Young v. Keohane, 809 F. Supp. 1185, 1198 (M.D. Pa. 1992). Margretta is advised that
any amended complaint he may file supersedes the original complaint and must be
“retyped or reprinted so that it will be complete in itself including exhibits.” M.D. Pa. LR
15.1; see also W. Run Student Hous. Assocs. V. Huntingdon Nat’l Bank, 712 F.3d 165, 171
(3d Cir. 2013). Consequently, all causes of action alleged in the original complaint which
were not dismissed with prejudice and are not alleged in the amended complaint are
Margretta is also advised that his amended complaint must be concise and
direct. See Fed. R. Civ. P. 8(d). Each allegation must be set forth in an individually
numbered paragraphs in short, concise and simple statements. Id. The allegations should
be specific enough as to time and place, and should identify the specific person or persons
responsible for the deprivation of his constitutional rights and what each individual did that
led to deprivation of his rights. Iqbal, 556 U.S. at 676, 129 S.Ct. at 1948. He must also
specify the relief he seeks. Margretta’s failure to file an appropriate amended complaint
within the required time will result in his lawsuit being dismissed pursuant to 28 U.S.C. §
1915(e)(2)(B)(ii) for failure to state a claim on which relief may be granted. Margretta is
also cautioned that illegible submissions will be returned to him without consideration.

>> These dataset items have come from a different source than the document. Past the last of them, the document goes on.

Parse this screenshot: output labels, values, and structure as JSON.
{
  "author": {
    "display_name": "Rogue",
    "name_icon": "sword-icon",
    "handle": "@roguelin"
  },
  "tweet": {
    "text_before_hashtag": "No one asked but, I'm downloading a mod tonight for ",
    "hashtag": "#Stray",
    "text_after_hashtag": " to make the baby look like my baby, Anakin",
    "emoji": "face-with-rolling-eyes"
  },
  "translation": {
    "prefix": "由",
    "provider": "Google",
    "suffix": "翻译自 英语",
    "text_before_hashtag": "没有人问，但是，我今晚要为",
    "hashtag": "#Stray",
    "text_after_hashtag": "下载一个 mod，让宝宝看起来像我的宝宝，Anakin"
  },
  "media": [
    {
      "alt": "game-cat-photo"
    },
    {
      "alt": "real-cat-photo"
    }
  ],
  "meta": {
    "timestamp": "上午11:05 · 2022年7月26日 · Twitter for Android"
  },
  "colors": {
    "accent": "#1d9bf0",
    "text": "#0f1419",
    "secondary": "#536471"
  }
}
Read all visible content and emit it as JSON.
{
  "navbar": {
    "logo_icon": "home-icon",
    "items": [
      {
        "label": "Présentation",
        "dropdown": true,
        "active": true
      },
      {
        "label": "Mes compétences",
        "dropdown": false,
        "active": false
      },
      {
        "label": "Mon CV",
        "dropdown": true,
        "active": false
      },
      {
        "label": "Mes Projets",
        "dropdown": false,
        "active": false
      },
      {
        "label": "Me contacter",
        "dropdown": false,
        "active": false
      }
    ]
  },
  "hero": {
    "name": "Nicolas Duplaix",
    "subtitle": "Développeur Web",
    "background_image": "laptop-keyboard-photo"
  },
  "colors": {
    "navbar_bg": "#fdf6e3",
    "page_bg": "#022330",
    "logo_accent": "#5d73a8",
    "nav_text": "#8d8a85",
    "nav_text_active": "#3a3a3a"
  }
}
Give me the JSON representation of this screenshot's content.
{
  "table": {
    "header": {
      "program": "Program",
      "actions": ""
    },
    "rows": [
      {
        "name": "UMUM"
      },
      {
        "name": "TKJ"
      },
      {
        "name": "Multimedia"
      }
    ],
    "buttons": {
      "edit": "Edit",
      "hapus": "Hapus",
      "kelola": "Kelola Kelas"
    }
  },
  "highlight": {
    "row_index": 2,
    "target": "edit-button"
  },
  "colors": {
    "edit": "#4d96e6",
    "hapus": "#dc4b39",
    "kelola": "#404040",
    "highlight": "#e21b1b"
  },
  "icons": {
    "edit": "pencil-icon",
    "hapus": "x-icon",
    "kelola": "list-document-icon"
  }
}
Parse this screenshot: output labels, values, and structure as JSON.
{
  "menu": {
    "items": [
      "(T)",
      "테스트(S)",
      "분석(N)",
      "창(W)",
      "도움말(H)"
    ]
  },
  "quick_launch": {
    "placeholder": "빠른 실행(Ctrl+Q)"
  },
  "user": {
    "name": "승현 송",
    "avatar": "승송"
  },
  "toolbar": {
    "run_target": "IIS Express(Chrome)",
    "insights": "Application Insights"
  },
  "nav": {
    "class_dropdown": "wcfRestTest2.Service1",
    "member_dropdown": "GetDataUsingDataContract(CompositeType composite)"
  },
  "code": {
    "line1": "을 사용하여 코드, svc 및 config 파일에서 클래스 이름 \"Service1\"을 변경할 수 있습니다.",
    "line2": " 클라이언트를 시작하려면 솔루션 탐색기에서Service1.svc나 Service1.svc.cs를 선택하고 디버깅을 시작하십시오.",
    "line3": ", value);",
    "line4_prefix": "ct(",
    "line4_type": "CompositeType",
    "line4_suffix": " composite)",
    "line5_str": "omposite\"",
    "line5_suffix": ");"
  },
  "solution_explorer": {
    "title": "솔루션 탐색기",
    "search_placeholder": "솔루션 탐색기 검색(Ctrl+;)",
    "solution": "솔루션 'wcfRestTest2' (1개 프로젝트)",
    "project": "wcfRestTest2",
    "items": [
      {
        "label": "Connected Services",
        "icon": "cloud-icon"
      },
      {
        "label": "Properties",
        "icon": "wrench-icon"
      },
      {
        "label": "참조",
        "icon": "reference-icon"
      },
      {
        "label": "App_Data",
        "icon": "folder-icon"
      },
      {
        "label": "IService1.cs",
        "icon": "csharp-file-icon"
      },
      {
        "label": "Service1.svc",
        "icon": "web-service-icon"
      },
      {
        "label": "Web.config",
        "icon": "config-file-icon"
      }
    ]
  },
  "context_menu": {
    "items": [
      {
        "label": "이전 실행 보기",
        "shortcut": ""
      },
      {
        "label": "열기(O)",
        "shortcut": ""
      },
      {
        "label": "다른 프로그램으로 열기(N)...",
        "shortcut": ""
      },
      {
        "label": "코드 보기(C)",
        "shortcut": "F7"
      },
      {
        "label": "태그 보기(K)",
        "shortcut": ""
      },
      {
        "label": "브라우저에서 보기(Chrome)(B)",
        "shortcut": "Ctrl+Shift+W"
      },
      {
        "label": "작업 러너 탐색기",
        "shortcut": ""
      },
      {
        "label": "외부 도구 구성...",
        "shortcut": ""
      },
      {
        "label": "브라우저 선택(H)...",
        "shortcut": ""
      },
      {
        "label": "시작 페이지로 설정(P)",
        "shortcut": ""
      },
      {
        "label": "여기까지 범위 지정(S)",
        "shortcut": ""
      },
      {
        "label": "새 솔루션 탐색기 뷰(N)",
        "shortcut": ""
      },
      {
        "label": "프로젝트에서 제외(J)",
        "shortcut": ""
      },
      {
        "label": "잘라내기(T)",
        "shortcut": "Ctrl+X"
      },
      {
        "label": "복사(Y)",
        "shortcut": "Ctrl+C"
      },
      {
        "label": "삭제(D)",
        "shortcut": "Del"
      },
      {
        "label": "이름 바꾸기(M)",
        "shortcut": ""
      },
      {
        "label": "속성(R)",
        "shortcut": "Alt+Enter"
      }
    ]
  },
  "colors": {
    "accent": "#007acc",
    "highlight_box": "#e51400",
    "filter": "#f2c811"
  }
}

An appropriate order follows.1
/s/ William W. Caldwell
William W. Caldwell
United States District Judge
Date: January 19, 2017
We have not addressed Plaintiff’s state-law claim because, if he fails to allege a valid
federal claim, we should dismiss the state-law claim without prejudice to filing it in state court. A
decision on the state-law claim should therefore await any amended complaint Plaintiff may file.